The Governance and Nominating Committee's role is to determine the slate of director nominees for election to the Company's Board of Directors, to identify and recommend candidates to fill vacancies occurring between annual shareholder meetings, to review, evaluate and recommend changes to the Company's Corporate Governance Guidelines and other corporate governance documents, and to review the Company's policies and programs that relate to matters of corporate responsibility, including public issues of significance to the Company and its stakeholders.
The membership of the Committee consists of at least three directors, each of whom shall be free of any relationship that, in the opinion of the Board, would interfere with his or her exercise of independent judgment, and shall in addition meet the independence requirements established by the Board and the requirements of applicable laws, regulations and listing standards. The Chair of the Board of Directors appoints the chair and members of this Committee, upon recommendation of the Committee. Committee members serve at the pleasure of the Board.
The Committee meets at least once a year. Additional meetings may occur as the Committee or its chair deems advisable. The Committee will cause to be kept adequate minutes of all its proceedings and will report its actions to the next meeting of the Board. Committee members will be furnished with copies of the minutes of each meeting and any action taken by unanimous consent. The Committee is governed by the same rules regarding meetings (including meetings by conference telephone or similar communications equipment), action without meetings, notice, waiver of notice and quorum and voting requirements as are applicable to the Board. The Committee is authorized to adopt its own rules of procedure not inconsistent with (a) any provision of this Charter, (b) any provision of the Bylaws of the Company, or (c) the laws of the state of Delaware.
The Committee will have the resources and authority necessary to discharge its duties and responsibilities, including the authority to retain outside counsel, one or more search firms to identify director candidates, or other experts or consultants, as it deems appropriate, and has authority to approve the fees and other retention terms of any such firms. The Committee also has authority to obtain advice from the Company's legal counsel and from Company employees.

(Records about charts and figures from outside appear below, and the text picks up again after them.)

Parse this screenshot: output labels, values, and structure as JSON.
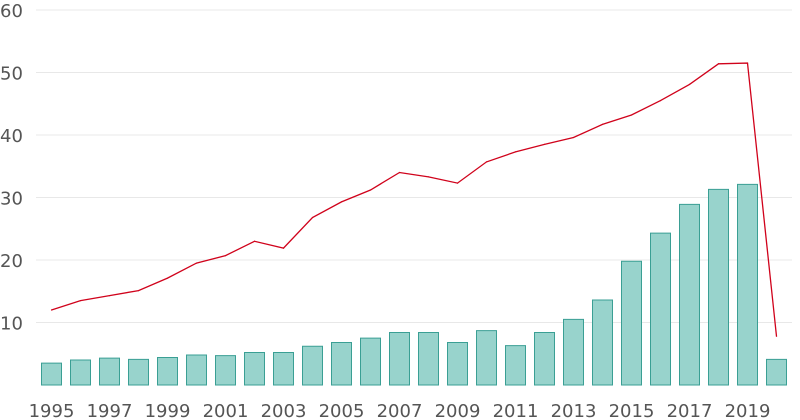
{
  "chart_data": {
    "type": "bar",
    "grid": true,
    "legend": "none",
    "ylim": [
      0,
      60
    ],
    "yticks": [
      10,
      20,
      30,
      40,
      50,
      60
    ],
    "x": [
      1995,
      1996,
      1997,
      1998,
      1999,
      2000,
      2001,
      2002,
      2003,
      2004,
      2005,
      2006,
      2007,
      2008,
      2009,
      2010,
      2011,
      2012,
      2013,
      2014,
      2015,
      2016,
      2017,
      2018,
      2019,
      2020
    ],
    "xtick_labels": [
      "1995",
      "1997",
      "1999",
      "2001",
      "2003",
      "2005",
      "2007",
      "2009",
      "2011",
      "2013",
      "2015",
      "2017",
      "2019"
    ],
    "series": [
      {
        "type": "bar",
        "color": "#98d3cc",
        "values": [
          3.5,
          4,
          4.3,
          4.1,
          4.4,
          4.8,
          4.7,
          5.2,
          5.2,
          6.2,
          6.8,
          7.5,
          8.4,
          8.4,
          6.8,
          8.7,
          6.3,
          8.4,
          10.5,
          13.6,
          19.8,
          24.3,
          28.9,
          31.3,
          32.1,
          4.1
        ]
      },
      {
        "type": "line",
        "color": "#d0021b",
        "values": [
          12,
          13.5,
          14.3,
          15.1,
          17.1,
          19.5,
          20.7,
          23,
          21.9,
          26.8,
          29.3,
          31.2,
          34,
          33.3,
          32.3,
          35.7,
          37.3,
          38.5,
          39.6,
          41.7,
          43.2,
          45.5,
          48.1,
          51.4,
          51.5,
          7.8
        ]
      }
    ]
  }
}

The Committee may form and delegate any of its authority to subcommittees or to one or more designated members of the Committee.
The principal responsibilities and functions of the Governance and Nominating Committee are as follows:
- Review and discuss with the Board and executive officers plans for officer development and succession planning for the CEO and other executive officers.
- Annually lead the Board in an evaluation of the performance and effectiveness of the Board to facilitate the directors fulfilling their responsibilities in a manner that serves the interests of the Company's shareholders.
- Regularly review the size of the Board and appropriate characteristics, skills and experience for the Board as a whole and its individual members and make applicable recommendations to the Board.
- Annually present to the Board a list of individuals recommended for nomination for election to the Board at the annual meeting of shareholders.
- Before recommending an incumbent, replacement or additional director, review his or her qualifications, including capability, availability to serve, independence, conflicts of interest and other relevant factors.
- Assist in identifying, interviewing and recruiting candidates for the Board.
- Present recommendations for Board Chair and CEO for election by the Board.
- Annually review the composition of each committee and present recommendations for committee memberships and chairs to the Board. In this connection review (i) each committee member's independence under applicable stock exchange listing standards, (ii) Compensation Committee members' satisfaction of the requirements of Section 162(m) of the Internal Revenue Code and SEC Rule 16b-3, and (iii) Audit Committee members' financial literacy, satisfaction of additional stock exchange and SEC independence requirements, and qualifications to serve as an audit committee financial expert.
- Periodically review the compensation paid to non-employee directors (including compensation for Board Chair and committee chairs).
- Develop and periodically review and recommend to the Board appropriate revisions to the Company's Corporate Governance Guidelines and other corporate governance documents and policies adopted by the Board.
- Monitor compliance with the Corporate Governance Guidelines and other corporate governance documents and policies adopted by the Board.
- Review and make recommendations regarding proposed waivers to the Corporate Governance guidelines and other corporate governance policies adopted by the Board.
- Regularly review and make recommendations about changes to the charter of the Governance and Nominating Committee.
- Regularly review and make recommendations about changes to the charters of other Board committees after consultation with the respective committee chairs.
- Perform an annual evaluation of the Committee's performance and make applicable recommendations.